Private and professional lives, pedagogical work and situated learning: the multiliteracies of distance education

This paper responds to, and synthesises selected aspects of, the preceding articles in this special theme issue of the Malaysian Journal of Distance Education focusing on multiliteracies (Cope & Kalantzis, 2000; New London Group, 1996) and their possible implications for new understandings of distance education in contemporary educational institutions and settings. We construct the response in terms of our identification of three crucial ideas with which we contend that designers, producers and consumers of distance education must connect: private and professional lives; pedagogical work; and situated learning.
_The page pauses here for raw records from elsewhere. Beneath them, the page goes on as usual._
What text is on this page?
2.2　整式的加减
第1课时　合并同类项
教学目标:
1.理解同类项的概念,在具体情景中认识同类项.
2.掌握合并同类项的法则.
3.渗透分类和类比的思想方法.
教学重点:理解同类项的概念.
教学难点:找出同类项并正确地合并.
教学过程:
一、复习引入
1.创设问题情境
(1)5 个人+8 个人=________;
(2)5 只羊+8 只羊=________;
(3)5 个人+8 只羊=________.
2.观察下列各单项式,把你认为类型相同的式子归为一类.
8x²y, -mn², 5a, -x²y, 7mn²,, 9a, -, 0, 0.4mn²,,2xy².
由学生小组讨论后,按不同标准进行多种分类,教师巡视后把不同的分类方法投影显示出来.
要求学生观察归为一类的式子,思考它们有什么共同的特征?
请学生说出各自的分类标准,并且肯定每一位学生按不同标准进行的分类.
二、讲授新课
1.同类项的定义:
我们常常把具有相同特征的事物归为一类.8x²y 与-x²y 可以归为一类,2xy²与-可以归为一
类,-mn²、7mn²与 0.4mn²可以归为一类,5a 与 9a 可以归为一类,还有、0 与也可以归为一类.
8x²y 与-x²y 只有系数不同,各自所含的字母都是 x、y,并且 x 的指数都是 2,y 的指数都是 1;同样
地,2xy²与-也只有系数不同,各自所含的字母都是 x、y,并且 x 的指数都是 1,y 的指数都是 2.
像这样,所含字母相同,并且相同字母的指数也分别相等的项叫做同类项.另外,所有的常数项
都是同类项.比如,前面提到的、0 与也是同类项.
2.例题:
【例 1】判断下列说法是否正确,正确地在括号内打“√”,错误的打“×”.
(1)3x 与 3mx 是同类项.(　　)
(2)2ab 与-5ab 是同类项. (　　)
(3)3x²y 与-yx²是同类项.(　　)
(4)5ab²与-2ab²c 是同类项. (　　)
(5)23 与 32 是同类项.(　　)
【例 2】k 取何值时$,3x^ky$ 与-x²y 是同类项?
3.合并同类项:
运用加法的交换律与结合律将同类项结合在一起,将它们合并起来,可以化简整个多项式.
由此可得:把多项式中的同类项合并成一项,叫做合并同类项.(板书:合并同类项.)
Based on our response to the preceding articles, centred on these three ideas, we essay a synthesis of selected aspects of the articles that enable us to address two key questions: “How are multiliteracies relevant to contemporary debates about teaching and learning?”; and “What are the implications of multiliteracies for new understandings of distance education in the Asia Pacific region in the early 21st century?”. We engage with those questions in terms of two dimensions: cultural and linguistic diversities; and new communication technologies. We argue that, just as the concept of multiliteracies is augmented and enriched by the theorising underpinning the articles in this issue, so too understandings of distance education are expanded and deepened by the judicious application of a multiliteracies framework, particularly one predicated on diversities and technologies in specific geopolitical contexts and on harnessing the productive potential of such diversities and technologies.